Japanese fishermen also prized the bêche-de-mer and they entered Yolngu lands without a permit in 1932. Between three and five of them were speared to death by locals at Caledon Bay. Japan protested to Australia over the killings and a police party was sent from Darwin to look for suspects. They kidnapped four women all of whom disappeared. After one of the police party was speared in revenge along with two white trepangers, anger mounted in Darwin. There was a growing desire to “teach the uppity blacks a lesson”.
But coming shortly after the cover-up of the Coniston massacre, the idea of a punitive expedition was put down. Protest meetings in Sydney and Melbourne raised a collection to send missionaries to Woodah Island. There, they persuaded several Yolngu leaders to come to Darwin, where they were promptly arrested. One of their members, Dhakiyarr Wirrpanda, was charged with the murder of the policeman. The white jury found him guilty even though there was a glaring lack of evidence and no witnesses. Dhakiyarr (named “Tuckiar” by the court) was sentenced to hang. His defence appealed to the High Court which quashed the conviction. He was freed from Fannie Bay Gaol and was taken to Darwin. A missionary arranged to meet him but Dhakiyarr missed the appointment and was never seen again.

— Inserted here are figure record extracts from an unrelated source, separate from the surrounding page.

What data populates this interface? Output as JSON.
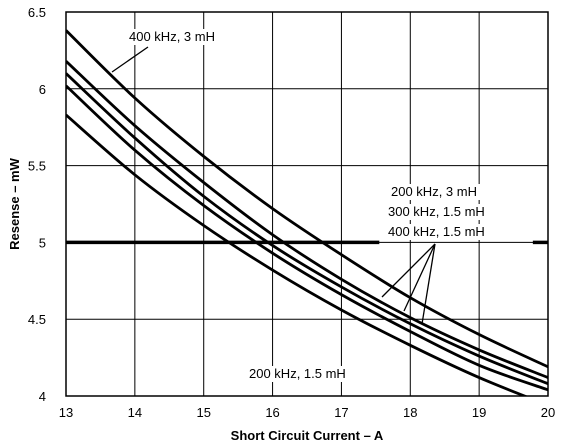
{
  "chart_data": {
    "type": "line",
    "title": "",
    "xlabel": "Short Circuit Current – A",
    "ylabel": "Resense – mW",
    "xlim": [
      13,
      20
    ],
    "ylim": [
      4,
      6.5
    ],
    "x_ticks": [
      "13",
      "14",
      "15",
      "16",
      "17",
      "18",
      "19",
      "20"
    ],
    "y_ticks": [
      "4",
      "4.5",
      "5",
      "5.5",
      "6",
      "6.5"
    ],
    "grid": true,
    "series": [
      {
        "name": "400 kHz, 3 mH",
        "x": [
          13,
          14,
          15,
          16,
          17,
          18,
          19,
          20
        ],
        "y": [
          6.38,
          5.94,
          5.56,
          5.22,
          4.92,
          4.64,
          4.4,
          4.19
        ]
      },
      {
        "name": "200 kHz, 3 mH",
        "x": [
          13,
          14,
          15,
          16,
          17,
          18,
          19,
          20
        ],
        "y": [
          6.18,
          5.76,
          5.39,
          5.05,
          4.76,
          4.51,
          4.3,
          4.12
        ]
      },
      {
        "name": "300 kHz, 1.5 mH",
        "x": [
          13,
          14,
          15,
          16,
          17,
          18,
          19,
          20
        ],
        "y": [
          6.1,
          5.68,
          5.3,
          4.98,
          4.71,
          4.47,
          4.26,
          4.08
        ]
      },
      {
        "name": "400 kHz, 1.5 mH",
        "x": [
          13,
          14,
          15,
          16,
          17,
          18,
          19,
          20
        ],
        "y": [
          6.02,
          5.6,
          5.24,
          4.93,
          4.66,
          4.42,
          4.2,
          4.04
        ]
      },
      {
        "name": "200 kHz, 1.5 mH",
        "x": [
          13,
          14,
          15,
          16,
          17,
          18,
          19,
          20
        ],
        "y": [
          5.83,
          5.44,
          5.11,
          4.82,
          4.56,
          4.33,
          4.12,
          3.94
        ]
      }
    ],
    "reference_line": {
      "y": 5
    },
    "annotations": [
      {
        "text": "400 kHz, 3 mH",
        "target_series": "400 kHz, 3 mH"
      },
      {
        "text": "200 kHz, 3 mH",
        "target_series": "200 kHz, 3 mH"
      },
      {
        "text": "300 kHz, 1.5 mH",
        "target_series": "300 kHz, 1.5 mH"
      },
      {
        "text": "400 kHz, 1.5 mH",
        "target_series": "400 kHz, 1.5 mH"
      },
      {
        "text": "200 kHz, 1.5 mH",
        "target_series": "200 kHz, 1.5 mH"
      }
    ]
  }
}
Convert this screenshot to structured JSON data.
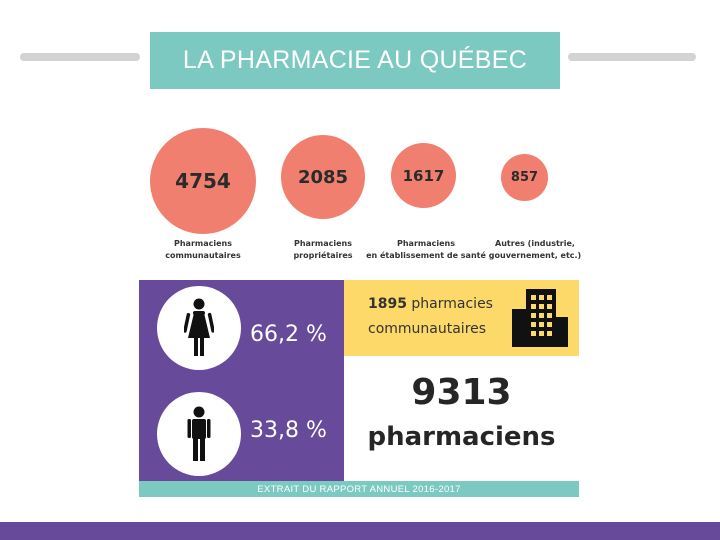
{
  "title": "LA PHARMACIE AU QUÉBEC",
  "colors": {
    "accent_teal": "#7cc9c1",
    "circle_coral": "#f07f70",
    "panel_purple": "#674a99",
    "highlight_yellow": "#fdd96a"
  },
  "stats": [
    {
      "value": "4754",
      "label_lines": [
        "Pharmaciens",
        "communautaires"
      ]
    },
    {
      "value": "2085",
      "label_lines": [
        "Pharmaciens",
        "propriétaires"
      ]
    },
    {
      "value": "1617",
      "label_lines": [
        "Pharmaciens",
        "en établissement de santé"
      ]
    },
    {
      "value": "857",
      "label_lines": [
        "Autres (industrie,",
        "gouvernement, etc.)"
      ]
    }
  ],
  "gender": {
    "female_pct": "66,2 %",
    "male_pct": "33,8 %",
    "female_icon": "woman-icon",
    "male_icon": "man-icon"
  },
  "pharmacies": {
    "count": "1895",
    "line1_rest": " pharmacies",
    "line2": "communautaires",
    "icon": "building-icon"
  },
  "total": {
    "value": "9313",
    "word": "pharmaciens"
  },
  "footer": "EXTRAIT DU RAPPORT ANNUEL 2016-2017"
}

In 2003, Dhakiyarr’s family held a reconciliation ceremony in the presence of the Chief Justices of Australia and the Northern Territories. The ceremony began with a ritual symbolising the cleansing tides of a tidal surge, before moving inside the Darwin Supreme Court building to install ceremonial poles. The legal importance of the seawater symbolism would become more apparent in the years to come.
In 2005, the Federal Court of Australia ruled on the Blue Mud Bay case. The issue at stake was whether the Bay's traditional owners could exclude fishermen and others from tidal areas of the claim zone under the Native Title Acts. The court ruled in their favour on the grounds of their continuous association with the land. With 80 percent of their lands now off limits, the angling industry protested. On their behalf, the Territory government, supported by the Federal Government appealed to the High Court.

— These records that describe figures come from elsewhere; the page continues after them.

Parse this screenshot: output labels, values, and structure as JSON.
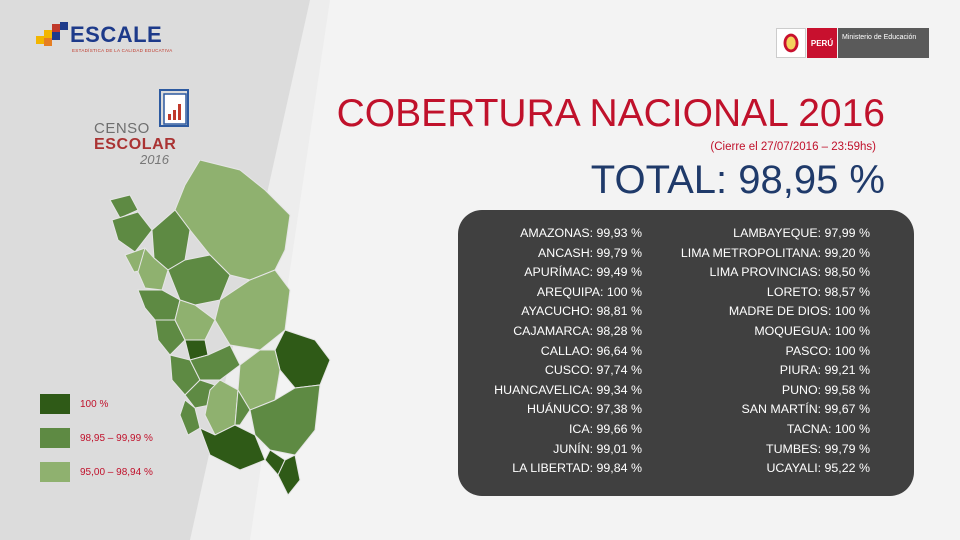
{
  "header": {
    "logo_text": "ESCALE",
    "logo_tagline": "ESTADÍSTICA DE LA CALIDAD EDUCATIVA",
    "gov_badge": "PERÚ",
    "gov_ministry": "Ministerio de Educación"
  },
  "censo": {
    "line1": "CENSO",
    "line2": "ESCOLAR",
    "line3": "2016"
  },
  "title": "COBERTURA NACIONAL 2016",
  "subtitle": "(Cierre el 27/07/2016 – 23:59hs)",
  "total": "TOTAL: 98,95 %",
  "regions_left": [
    "AMAZONAS: 99,93 %",
    "ANCASH: 99,79 %",
    "APURÍMAC: 99,49 %",
    "AREQUIPA: 100 %",
    "AYACUCHO: 98,81 %",
    "CAJAMARCA: 98,28 %",
    "CALLAO: 96,64 %",
    "CUSCO: 97,74 %",
    "HUANCAVELICA: 99,34 %",
    "HUÁNUCO: 97,38 %",
    "ICA: 99,66 %",
    "JUNÍN: 99,01 %",
    "LA LIBERTAD: 99,84 %"
  ],
  "regions_right": [
    "LAMBAYEQUE: 97,99 %",
    "LIMA METROPOLITANA: 99,20 %",
    "LIMA PROVINCIAS: 98,50 %",
    "LORETO: 98,57 %",
    "MADRE DE DIOS: 100 %",
    "MOQUEGUA: 100 %",
    "PASCO: 100 %",
    "PIURA: 99,21 %",
    "PUNO: 99,58 %",
    "SAN MARTÍN: 99,67 %",
    "TACNA: 100 %",
    "TUMBES: 99,79 %",
    "UCAYALI: 95,22 %"
  ],
  "legend": [
    {
      "label": "100 %",
      "color": "#2f5a17"
    },
    {
      "label": "98,95 – 99,99 %",
      "color": "#5e8a43"
    },
    {
      "label": "95,00 – 98,94 %",
      "color": "#8fb16f"
    }
  ],
  "colors": {
    "accent_red": "#c0112b",
    "total_blue": "#1f3a6a",
    "panel_bg": "#404040"
  }
}
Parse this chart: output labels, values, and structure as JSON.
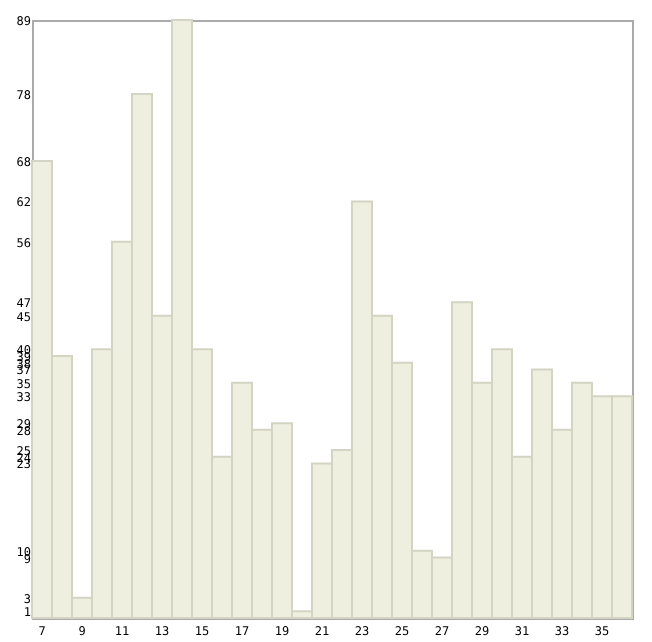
{
  "chart_data": {
    "type": "bar",
    "categories": [
      "7",
      null,
      "9",
      null,
      "11",
      null,
      "13",
      null,
      "15",
      null,
      "17",
      null,
      "19",
      null,
      "21",
      null,
      "23",
      null,
      "25",
      null,
      "27",
      null,
      "29",
      null,
      "31",
      null,
      "33",
      null,
      "35",
      null
    ],
    "values": [
      68,
      39,
      3,
      40,
      56,
      78,
      45,
      89,
      40,
      24,
      35,
      28,
      29,
      1,
      23,
      25,
      62,
      45,
      38,
      10,
      9,
      47,
      35,
      40,
      24,
      37,
      28,
      35,
      33,
      33
    ],
    "color": "#efefdf",
    "ylim": [
      0,
      89
    ],
    "yticks": [
      1,
      3,
      9,
      10,
      23,
      24,
      25,
      28,
      29,
      33,
      35,
      37,
      38,
      39,
      40,
      45,
      47,
      56,
      62,
      68,
      78,
      89
    ],
    "grid": false
  }
}
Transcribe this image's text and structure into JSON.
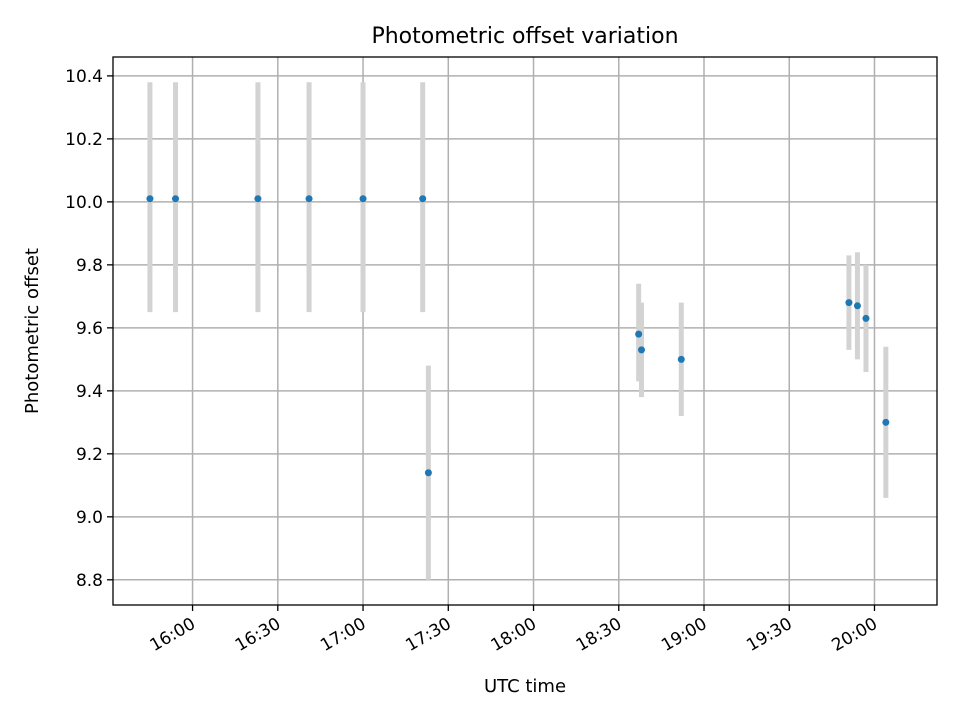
{
  "chart_data": {
    "type": "scatter",
    "title": "Photometric offset variation",
    "xlabel": "UTC time",
    "ylabel": "Photometric offset",
    "x_ticks": [
      "16:00",
      "16:30",
      "17:00",
      "17:30",
      "18:00",
      "18:30",
      "19:00",
      "19:30",
      "20:00"
    ],
    "x_tick_minutes": [
      960,
      990,
      1020,
      1050,
      1080,
      1110,
      1140,
      1170,
      1200
    ],
    "xlim_minutes": [
      932,
      1222
    ],
    "y_ticks": [
      "8.8",
      "9.0",
      "9.2",
      "9.4",
      "9.6",
      "9.8",
      "10.0",
      "10.2",
      "10.4"
    ],
    "y_tick_values": [
      8.8,
      9.0,
      9.2,
      9.4,
      9.6,
      9.8,
      10.0,
      10.2,
      10.4
    ],
    "ylim": [
      8.72,
      10.46
    ],
    "grid": true,
    "marker_color": "#1f77b4",
    "error_bar_color": "#d3d3d3",
    "points": [
      {
        "x": "15:45",
        "y": 10.01,
        "yerr_low": 9.65,
        "yerr_high": 10.38
      },
      {
        "x": "15:54",
        "y": 10.01,
        "yerr_low": 9.65,
        "yerr_high": 10.38
      },
      {
        "x": "16:23",
        "y": 10.01,
        "yerr_low": 9.65,
        "yerr_high": 10.38
      },
      {
        "x": "16:41",
        "y": 10.01,
        "yerr_low": 9.65,
        "yerr_high": 10.38
      },
      {
        "x": "17:00",
        "y": 10.01,
        "yerr_low": 9.65,
        "yerr_high": 10.38
      },
      {
        "x": "17:21",
        "y": 10.01,
        "yerr_low": 9.65,
        "yerr_high": 10.38
      },
      {
        "x": "17:23",
        "y": 9.14,
        "yerr_low": 8.8,
        "yerr_high": 9.48
      },
      {
        "x": "18:37",
        "y": 9.58,
        "yerr_low": 9.43,
        "yerr_high": 9.74
      },
      {
        "x": "18:38",
        "y": 9.53,
        "yerr_low": 9.38,
        "yerr_high": 9.68
      },
      {
        "x": "18:52",
        "y": 9.5,
        "yerr_low": 9.32,
        "yerr_high": 9.68
      },
      {
        "x": "19:51",
        "y": 9.68,
        "yerr_low": 9.53,
        "yerr_high": 9.83
      },
      {
        "x": "19:54",
        "y": 9.67,
        "yerr_low": 9.5,
        "yerr_high": 9.84
      },
      {
        "x": "19:57",
        "y": 9.63,
        "yerr_low": 9.46,
        "yerr_high": 9.8
      },
      {
        "x": "20:04",
        "y": 9.3,
        "yerr_low": 9.06,
        "yerr_high": 9.54
      }
    ]
  }
}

The Canberra court found in favour of the Yolngu. The High Court decision followed in the logical paths of the Mabo and Wik decisions on native title. The doctrine of “Terra Nullius”, the land without owners, was a myth. Despite the annexation of Australia in 1788, the Colonial Office clearly recognised the Aboriginals retained a proprietorial title to their land which had not been extinguished by the claim of sovereignty.

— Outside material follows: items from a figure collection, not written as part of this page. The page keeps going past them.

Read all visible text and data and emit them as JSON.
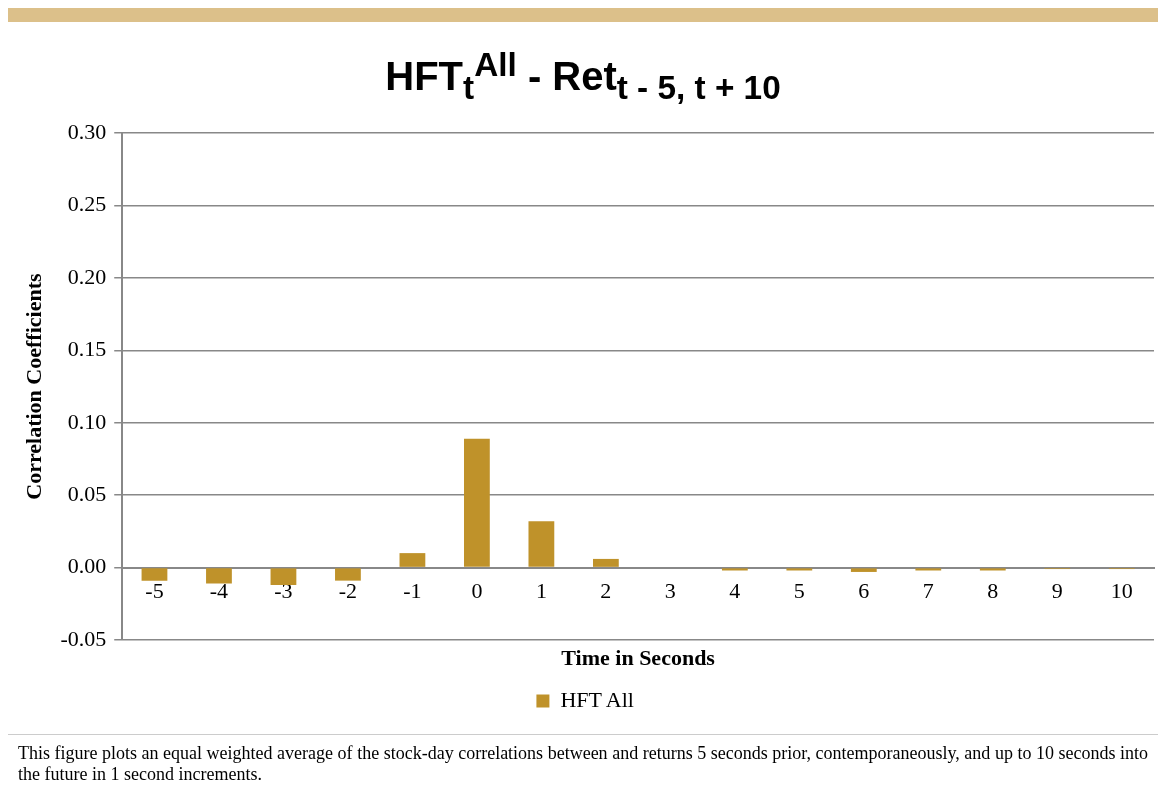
{
  "chart_data": {
    "type": "bar",
    "title": "HFT$_{t}$$^{All}$ - Ret$_{t - 5, t + 10}$",
    "xlabel": "Time in Seconds",
    "ylabel": "Correlation Coefficients",
    "categories": [
      "-5",
      "-4",
      "-3",
      "-2",
      "-1",
      "0",
      "1",
      "2",
      "3",
      "4",
      "5",
      "6",
      "7",
      "8",
      "9",
      "10"
    ],
    "series": [
      {
        "name": "HFT All",
        "color": "#bf922a",
        "values": [
          -0.009,
          -0.011,
          -0.012,
          -0.009,
          0.01,
          0.089,
          0.032,
          0.006,
          0.0,
          -0.002,
          -0.002,
          -0.003,
          -0.002,
          -0.002,
          -0.001,
          -0.001
        ]
      }
    ],
    "ylim": [
      -0.05,
      0.3
    ],
    "yticks": [
      -0.05,
      {
        "value": 0,
        "label": "0.00"
      },
      0.05,
      {
        "value": 0.1,
        "label": "0.10"
      },
      0.15,
      {
        "value": 0.2,
        "label": "0.20"
      },
      0.25,
      {
        "value": 0.3,
        "label": "0.30"
      }
    ],
    "grid": "y",
    "legend": "bottom",
    "annotations": [
      "This figure plots an equal weighted average of the stock-day correlations between and returns 5 seconds prior, contemporaneously, and up to 10 seconds into the future in 1 second increments."
    ]
  }
}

Mills was keen to make Blue Mud Bay an election issue. Meanwhile Labor, who took the Yolngu to court, wanted to be seen as practical peacemakers. Last week Chief Minister Paul Henderson said it would comply with the High Court ruling but also sought “the capacity for recreational fishermen to go fishing on affected waters without charge or need for an individual fishing permit”. With a narrow win, or a possible hung parliament on the cards, Henderson will need to place great store than ever on “the willingness of Territorians to resolve these matters.”